KAMES DIVERSIFIED MONTHLY INCOME: 'Steady Eddie' fund manager's strategy is paying off
If a nickname were given to Vincent McEntegart, manager of Kames Diversified Monthly Income, it would be ‘steady Eddie’. For steady McEntegart, who is in his 50s, is not your typical testosterone-fuelled manager in search of returns that will stand his fund apart from the madding crowd.
No way. He is far more comfortable eking out single digit annual returns for his investors rather than trying to shoot out the proverbial investment lights.

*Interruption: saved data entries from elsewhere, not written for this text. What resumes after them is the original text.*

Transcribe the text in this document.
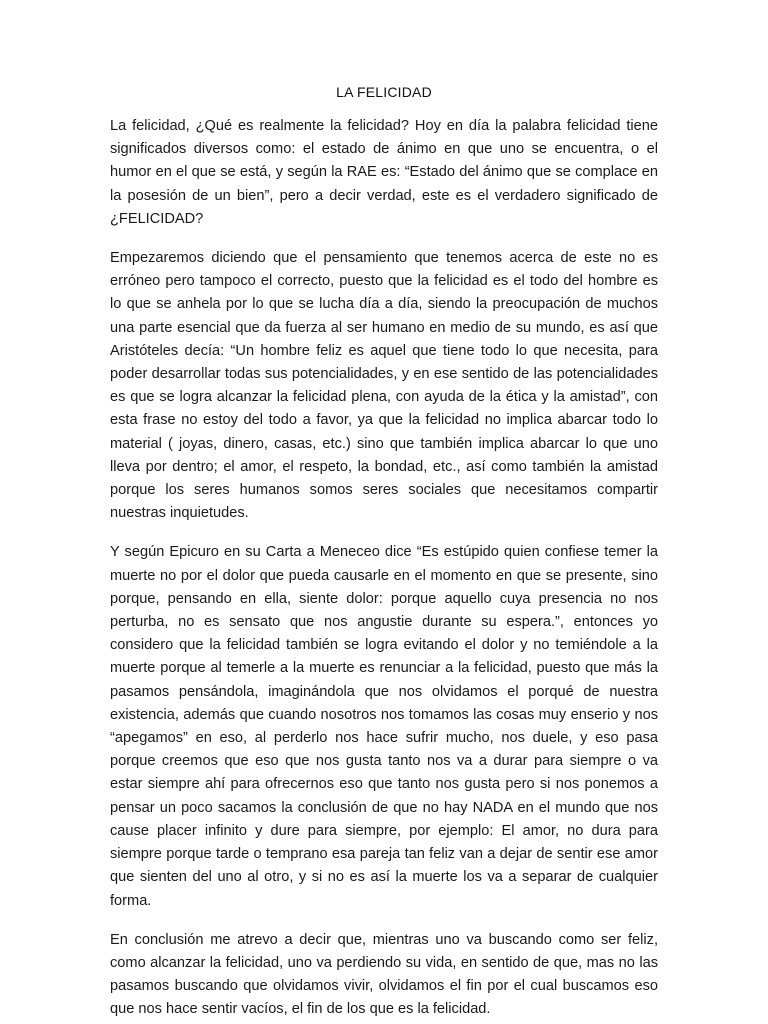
LA FELICIDAD

La felicidad, ¿Qué es realmente la felicidad? Hoy en día la palabra felicidad tiene significados diversos como: el estado de ánimo en que uno se encuentra, o el humor en el que se está, y según la RAE es: “Estado del ánimo que se complace en la posesión de un bien”, pero a decir verdad, este es el verdadero significado de ¿FELICIDAD?

Empezaremos diciendo que el pensamiento que tenemos acerca de este no es erróneo pero tampoco el correcto, puesto que la felicidad es el todo del hombre es lo que se anhela por lo que se lucha día a día, siendo la preocupación de muchos una parte esencial que da fuerza al ser humano en medio de su mundo, es así que Aristóteles decía: “Un hombre feliz es aquel que tiene todo lo que necesita, para poder desarrollar todas sus potencialidades, y en ese sentido de las potencialidades es que se logra alcanzar la felicidad plena, con ayuda de la ética y la amistad”, con esta frase no estoy del todo a favor, ya que la felicidad no implica abarcar todo lo material ( joyas, dinero, casas, etc.) sino que también implica abarcar lo que uno lleva por dentro; el amor, el respeto, la bondad, etc., así como también la amistad porque los seres humanos somos seres sociales que necesitamos compartir nuestras inquietudes.

Y según Epicuro en su Carta a Meneceo dice “Es estúpido quien confiese temer la muerte no por el dolor que pueda causarle en el momento en que se presente, sino porque, pensando en ella, siente dolor: porque aquello cuya presencia no nos perturba, no es sensato que nos angustie durante su espera.”, entonces yo considero que la felicidad también se logra evitando el dolor y no temiéndole a la muerte porque al temerle a la muerte es renunciar a la felicidad, puesto que más la pasamos pensándola, imaginándola que nos olvidamos el porqué de nuestra existencia, además que cuando nosotros nos tomamos las cosas muy enserio y nos “apegamos” en eso, al perderlo nos hace sufrir mucho, nos duele, y eso pasa porque creemos que eso que nos gusta tanto nos va a durar para siempre o va estar siempre ahí para ofrecernos eso que tanto nos gusta pero si nos ponemos a pensar un poco sacamos la conclusión de que no hay NADA en el mundo que nos cause placer infinito y dure para siempre, por ejemplo: El amor, no dura para siempre porque tarde o temprano esa pareja tan feliz van a dejar de sentir ese amor que sienten del uno al otro, y si no es así la muerte los va a separar de cualquier forma.

En conclusión me atrevo a decir que, mientras uno va buscando como ser feliz, como alcanzar la felicidad, uno va perdiendo su vida, en sentido de que, mas no las pasamos buscando que olvidamos vivir, olvidamos el fin por el cual buscamos eso que nos hace sentir vacíos, el fin de los que es la felicidad.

McEntegart says: ‘I run the fund for those who need a regular income from their capital and a modest total return. It is a fund where the price volatility is low.’
So far steady Eddie has been true to his word. Since the fund’s launch in early 2014, it has delivered a total return of just over 34 per cent, better than what an investor would have received if they had invested through a vehicle tracking the performance of the FTSE All-Share Index.
Impressively, the fund’s performance has been consistent. In the past year, it has registered a total return of just under 10 per cent. In the previous 12 months, it was 11 per cent, while in the year ending mid-September 2015 it was a more modest 5.6 per cent.
With regards specifically to income, the target is 5 per cent a year – currently McEntegart is generating 5.5 per cent. So far, monthly income distributions have ranged from 0.34p per share in September 2014 to 0.74p in July 2017.
The share price is currently 134p. Steady income.
'Steady Eddie': Vincent McEntegart, manager of Kames Diversified Monthly Income
The key to McEntegart’s consistency is to maintain a diverse portfolio across a broad church of assets – from bonds to shares in firms tapping a rich vein of income in infrastructure projects. But the biggest holding is bonds because of the greater certainty of income.
The fund has more than 200 positions with no one stake representing more than two per cent of the portfolio. The biggest holding is in Greencoat UK Wind, a FTSE 250-listed firm that invests in UK wind farms.
A final layer of diversification is provided by the fund’s reach, with holdings scattered across the globe – from Turkish and Australian government bonds to Japanese equities.
It makes for an interesting portfolio with familiar names such as Direct Line and Legal & General sitting alongside the unfamiliar, such as listed South African firm Growthpoint Properties and Spanish infrastructure giant Ferrovial. McEntegart says:
‘Though most people know Ferrovial as the owner of Heathrow Airport, 80 per cent of its assets are toll roads, which it operates in North America.
‘It owns the toll road that circles Toronto and does not require motorists to stop at booths to pay. Instead, users are identified and charged by electronic vehicle detection devices.
Such infrastructure projects throw off an attractive income, which is ideal for the fund I run.’
He draws upon all of the investment expertise within Edinburgh-based Kames to come up with stakes that will help him deliver a steady return and an attractive monthly income.
He says: ‘My main task is to deliver outcomes for investors. I could not find 200 ideas to populate the fund on my own. They come from a team of professionals within Kames.’
Kames is the former asset management arm of Scottish Equitable, which was bought by Dutch giant Aegon and renamed Kames six years ago. It runs funds totalling £45 billion.
Although the portfolio is global, McEntegart does not expose investors to currency risk. He removes this by hedging.